Editorial Aparte, 2022
La voz detrás de estos poemas tiende a destacar el hábito de la contemplación. Reafirma la poesía como un concilio. Desde las hebras de luz, el extravío de los cangrejos, o la delicada y casi evanescente sensación de alguien que, en algún punto indeterminado, ve crecer un poema, todo parecer devenir escritura. Antonia Torres en Los detalles del mundo es consciente de esas pequeñas o abismantes distancias que impone el cotidiano, y esa vigilia le otorga validez a todo aquello que sea capaz de colarse en el cuadro, desde la experiencia a la imposición de formas que expira el paisaje, por muy elementales que parezcan, entiende que son eslabones, hebras en el tejido de una escritura mayor.

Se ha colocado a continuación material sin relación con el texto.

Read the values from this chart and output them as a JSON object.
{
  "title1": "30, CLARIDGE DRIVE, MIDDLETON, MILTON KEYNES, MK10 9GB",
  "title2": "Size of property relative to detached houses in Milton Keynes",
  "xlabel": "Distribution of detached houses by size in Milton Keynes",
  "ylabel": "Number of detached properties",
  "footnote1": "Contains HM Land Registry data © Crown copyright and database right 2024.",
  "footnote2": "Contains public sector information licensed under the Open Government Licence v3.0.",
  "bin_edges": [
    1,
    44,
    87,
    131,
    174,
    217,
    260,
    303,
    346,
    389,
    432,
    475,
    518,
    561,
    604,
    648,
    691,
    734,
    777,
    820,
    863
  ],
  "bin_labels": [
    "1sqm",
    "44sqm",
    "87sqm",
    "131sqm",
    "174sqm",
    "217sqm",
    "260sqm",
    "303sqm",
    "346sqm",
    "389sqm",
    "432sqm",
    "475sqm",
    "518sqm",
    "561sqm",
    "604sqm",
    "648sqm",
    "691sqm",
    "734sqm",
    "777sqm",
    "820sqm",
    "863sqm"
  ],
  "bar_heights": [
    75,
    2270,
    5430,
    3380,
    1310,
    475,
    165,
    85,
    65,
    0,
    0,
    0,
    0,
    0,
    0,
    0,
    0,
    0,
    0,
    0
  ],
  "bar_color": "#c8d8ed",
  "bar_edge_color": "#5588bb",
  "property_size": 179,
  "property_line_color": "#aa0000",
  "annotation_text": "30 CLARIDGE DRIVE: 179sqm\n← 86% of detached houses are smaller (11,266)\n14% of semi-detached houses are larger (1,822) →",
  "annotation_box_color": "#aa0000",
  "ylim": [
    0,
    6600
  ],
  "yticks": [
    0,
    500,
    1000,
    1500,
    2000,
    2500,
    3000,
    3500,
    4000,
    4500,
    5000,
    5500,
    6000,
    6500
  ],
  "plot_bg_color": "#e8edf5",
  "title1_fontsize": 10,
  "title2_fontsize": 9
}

El libro se abre con la imagen de personas que refulgen bajo un sol de atardecer. Luego la oscuridad que imponen las persianas rompe ese diálogo en donde cabe preguntarse si la felicidad es visible. Pareciera ser que la autora emprende un viaje, y ese viaje es también el resabio de toda una vida.
A lo lejos a orillas del río
parejas de jóvenes al atardecer.
Estoy en un balcón
mi amiga se cruza ante mí con las tazas y el café
¿se puede ver la felicidad?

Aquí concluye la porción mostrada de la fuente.